The public deserves answers. What intelligence operations are underway? What coordination exists between state authorities and federal security agencies? What technological resources are being deployed? What surveillance mechanisms are active? What role are local communities playing? What progress has been made toward rescuing victims and dismantling criminal networks?
These are not partisan questions. They are governance questions.
The tragedy of kidnapping in Nigeria is that ransom payments, negotiations, and temporary settlements often create the illusion of solutions while leaving the underlying criminal infrastructure intact. Every successful kidnapping operation potentially creates incentives for future abductions. Every unresolved network becomes a future threat to another family, another school, another community.
This is why many security experts increasingly argue that Nigeria’s kidnapping crisis is not only a law enforcement problem but also an intelligence problem. It is a technology problem. It is a surveillance problem. It is a coordination problem.
In an age of drones, satellite imagery, geospatial intelligence, artificial intelligence, digital forensics, telecommunications analysis, and advanced surveillance technologies, citizens naturally ask why criminal groups continue to operate with such effectiveness across large portions of the country.
These questions are not unique to Oyo State. They are being asked in Kaduna, Zamfara, Katsina, Niger State, Sokoto, Benue, Plateau, and many other parts of Nigeria.
Yet Ogbomoso’s case carries particular emotional significance because it touches the future of a community. Students represent possibility. Teachers represent knowledge. When those who seek education become victims of criminality, society itself becomes the victim.
Political ambition must never overshadow this reality.
Whether one supports Governor Makinde, President Bola Tinubu, or any political party is ultimately secondary to the immediate challenge before the nation. The rescue of kidnapped citizens should never become a subject filtered through electoral calculations or partisan narratives. Nigerians expect cooperation between all levels of government. Citizens care less about political rivalries than about seeing their loved ones return home safely.
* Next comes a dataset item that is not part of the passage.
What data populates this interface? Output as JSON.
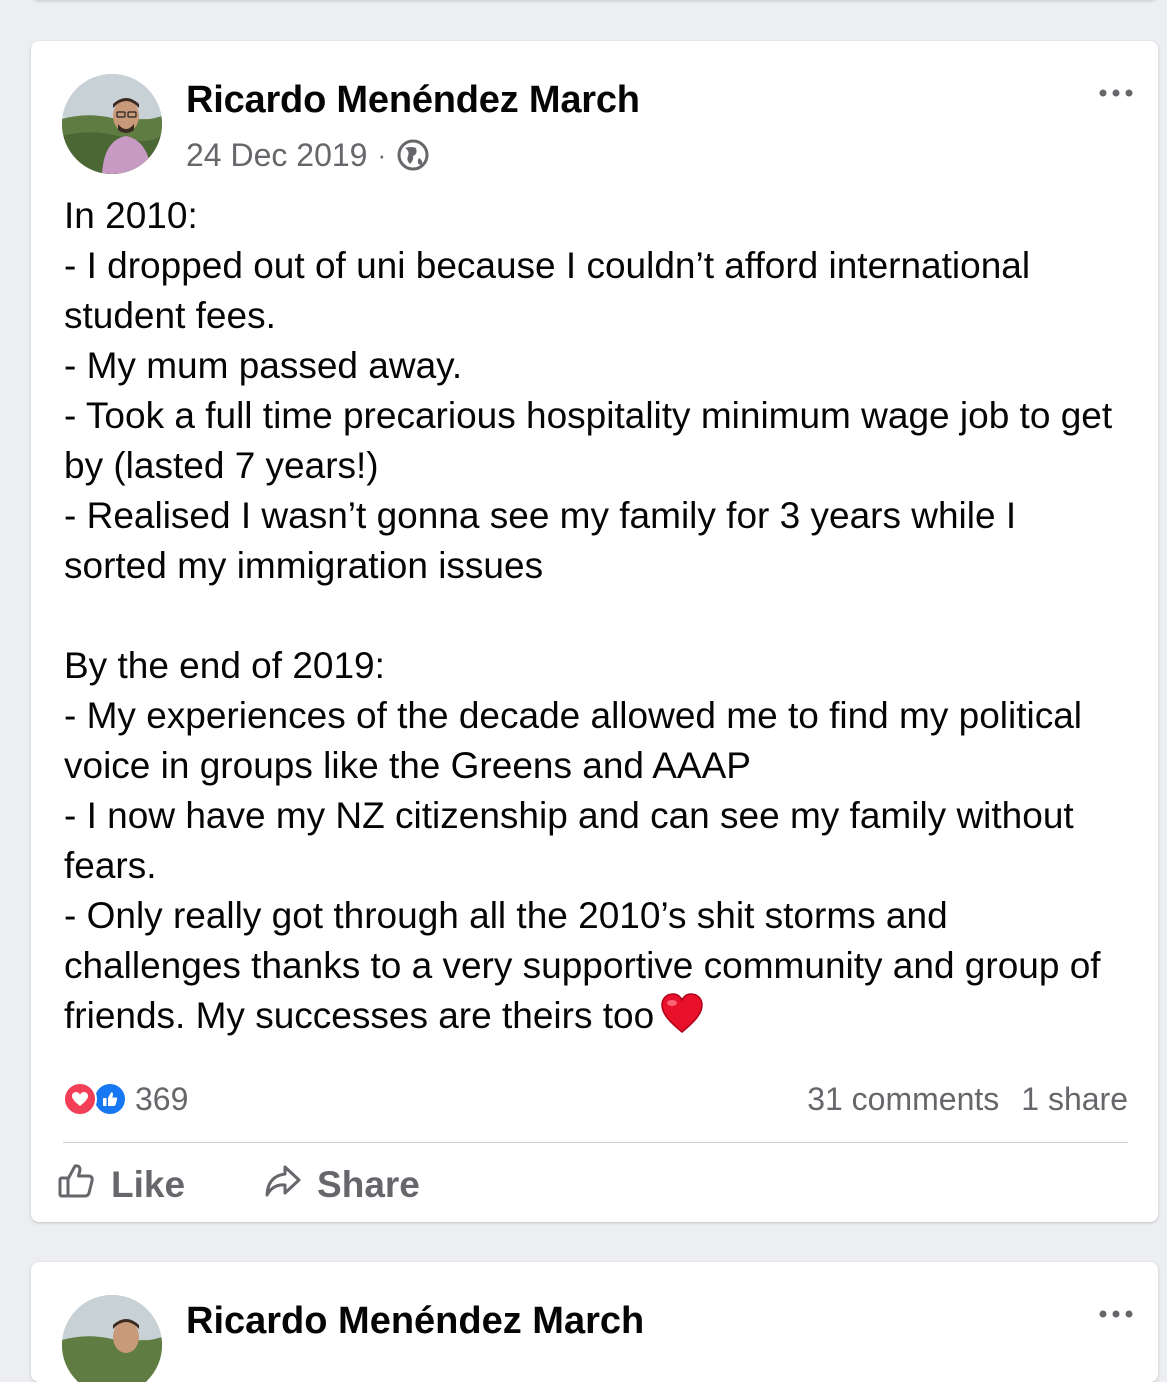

History offers many lessons for leaders. It rewards those who rise above politics during moments of crisis and judges harshly those who fail to meet the demands of their time.
The people of Ogbomoso are not asking for speeches. They are asking for results.
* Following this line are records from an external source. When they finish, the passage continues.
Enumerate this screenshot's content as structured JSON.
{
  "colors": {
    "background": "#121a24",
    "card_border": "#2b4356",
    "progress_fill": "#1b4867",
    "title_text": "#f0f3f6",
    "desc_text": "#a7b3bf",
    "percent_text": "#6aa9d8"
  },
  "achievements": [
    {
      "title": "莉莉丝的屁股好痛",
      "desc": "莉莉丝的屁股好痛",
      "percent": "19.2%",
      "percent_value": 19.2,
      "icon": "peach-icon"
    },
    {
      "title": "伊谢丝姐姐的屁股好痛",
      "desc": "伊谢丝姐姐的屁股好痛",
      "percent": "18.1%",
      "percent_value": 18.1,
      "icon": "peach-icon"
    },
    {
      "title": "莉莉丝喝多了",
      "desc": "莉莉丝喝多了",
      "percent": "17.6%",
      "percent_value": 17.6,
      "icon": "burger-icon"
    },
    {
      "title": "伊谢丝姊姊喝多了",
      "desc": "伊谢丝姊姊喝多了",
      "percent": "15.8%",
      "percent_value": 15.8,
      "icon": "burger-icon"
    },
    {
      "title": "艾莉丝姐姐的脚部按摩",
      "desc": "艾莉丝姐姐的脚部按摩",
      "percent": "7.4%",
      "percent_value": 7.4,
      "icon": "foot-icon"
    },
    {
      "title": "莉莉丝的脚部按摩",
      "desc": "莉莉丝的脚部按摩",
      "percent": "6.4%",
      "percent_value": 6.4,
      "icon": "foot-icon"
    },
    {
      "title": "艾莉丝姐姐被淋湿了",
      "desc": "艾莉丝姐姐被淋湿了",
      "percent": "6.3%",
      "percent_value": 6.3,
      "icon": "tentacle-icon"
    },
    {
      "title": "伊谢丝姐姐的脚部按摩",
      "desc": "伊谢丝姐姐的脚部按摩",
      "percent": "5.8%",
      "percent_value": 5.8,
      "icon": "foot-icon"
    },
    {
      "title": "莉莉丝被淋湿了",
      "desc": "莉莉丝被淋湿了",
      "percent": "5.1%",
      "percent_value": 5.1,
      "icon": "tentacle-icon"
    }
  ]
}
They are asking for the safe return of students and teachers.
They are asking for security on their roads.
They are asking for confidence in their communities.
They are asking for evidence that government remains capable of protecting ordinary citizens.
The responsibility does not belong to government alone. Community leaders, traditional institutions, religious organizations, youth groups, market associations, transport unions, and residents all have roles to play. Vigilance, intelligence sharing, community reporting mechanisms, and cooperation with legitimate security agencies remain essential components of any effective security architecture.
The kidnapping epidemic confronting Nigeria cannot be normalized. It cannot become another headline that disappears after a few news cycles. Every abduction is an assault on the nation’s collective conscience. Every victim represents a family living through uncertainty, fear, and anguish.
Ogbomoso has a proud history. Oyo State has a proud history. The old Oyo civilization built its reputation on strength, resilience, and collective responsibility. Those values remain relevant today.
The immediate task is clear.
The students must return.
The teachers must return.
The criminal networks responsible must be identified, dismantled, and prosecuted.
Anything less would represent a failure not only of government but of society itself.
And history, as it always does, will remember who answered the call and who remained silent when duty demanded action.